A holder of approximately 67.6% of the outstanding principal amount of Existing Notes has committed to tender its Existing Notes in the Exchange Offer, subject to certain terms and conditions.
The Exchange Offer will expire at 5:00 p.m. New York City time, on Thursday, June 22, 2009, unless extended. Tenders of the Existing Notes must be made before the Exchange Offer expires and may be withdrawn at any time before the Exchange Offer expires. The Exchange Offer is conditioned upon at least 87.5% of the aggregate principal amount of the outstanding Existing Notes being validly tendered and not withdrawn. The Exchange Offer is also subject to several other conditions.

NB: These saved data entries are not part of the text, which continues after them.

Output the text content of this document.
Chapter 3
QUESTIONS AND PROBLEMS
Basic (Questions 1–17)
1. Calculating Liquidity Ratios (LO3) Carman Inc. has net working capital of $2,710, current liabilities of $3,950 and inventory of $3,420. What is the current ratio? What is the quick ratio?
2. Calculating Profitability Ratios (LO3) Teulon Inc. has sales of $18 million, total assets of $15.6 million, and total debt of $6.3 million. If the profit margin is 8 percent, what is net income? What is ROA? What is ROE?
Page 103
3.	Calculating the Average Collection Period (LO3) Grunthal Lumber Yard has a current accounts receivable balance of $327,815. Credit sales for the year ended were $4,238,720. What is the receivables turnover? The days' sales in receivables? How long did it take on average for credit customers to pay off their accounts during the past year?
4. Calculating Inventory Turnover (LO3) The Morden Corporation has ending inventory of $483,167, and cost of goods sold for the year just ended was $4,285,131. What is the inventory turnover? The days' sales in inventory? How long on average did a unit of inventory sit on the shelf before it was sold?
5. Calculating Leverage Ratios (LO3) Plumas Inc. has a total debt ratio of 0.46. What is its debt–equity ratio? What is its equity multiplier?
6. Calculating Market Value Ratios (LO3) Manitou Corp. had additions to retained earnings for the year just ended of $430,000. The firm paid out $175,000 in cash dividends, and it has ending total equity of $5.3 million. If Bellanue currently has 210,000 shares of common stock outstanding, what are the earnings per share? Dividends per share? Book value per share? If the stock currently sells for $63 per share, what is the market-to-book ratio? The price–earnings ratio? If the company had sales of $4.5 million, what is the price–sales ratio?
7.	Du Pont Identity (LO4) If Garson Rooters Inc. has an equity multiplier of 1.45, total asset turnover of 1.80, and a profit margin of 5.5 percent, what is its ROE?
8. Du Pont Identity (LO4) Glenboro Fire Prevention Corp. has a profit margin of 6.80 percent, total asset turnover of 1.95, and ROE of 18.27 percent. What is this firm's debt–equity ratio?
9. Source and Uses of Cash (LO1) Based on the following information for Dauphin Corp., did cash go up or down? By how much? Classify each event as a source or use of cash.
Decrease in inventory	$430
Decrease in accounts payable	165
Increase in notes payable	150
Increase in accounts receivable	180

Further details about the terms, conditions, risk factors, tax considerations and other factors that should be considered in evaluating the Exchange Offer are set forth in an Offer to Exchange and a related Letter of Transmittal, which are expected to be distributed to holders of the Existing Notes beginning today.
Written materials explaining the full terms and conditions of the Exchange Offer were filed with the Securities and Exchange Commission (the “SEC”) today. The materials are available free of charge at the SEC’s website — www.sec.gov. In addition, the company will provide copies of these documents free of charge to holders of its outstanding Existing Notes upon request to the company at 650-266-3000 or from the exchange agent for the Exchange Offer, U.S. Bank National Association, at (800) 934-6802.
This news release is for informational purposes only, and is not an offer to buy or the solicitation of an offer to sell any security. The Exchange Offer is being made only pursuant to the Exchange Offer documents that are being distributed to the holders of the Existing Notes and filed with the SEC.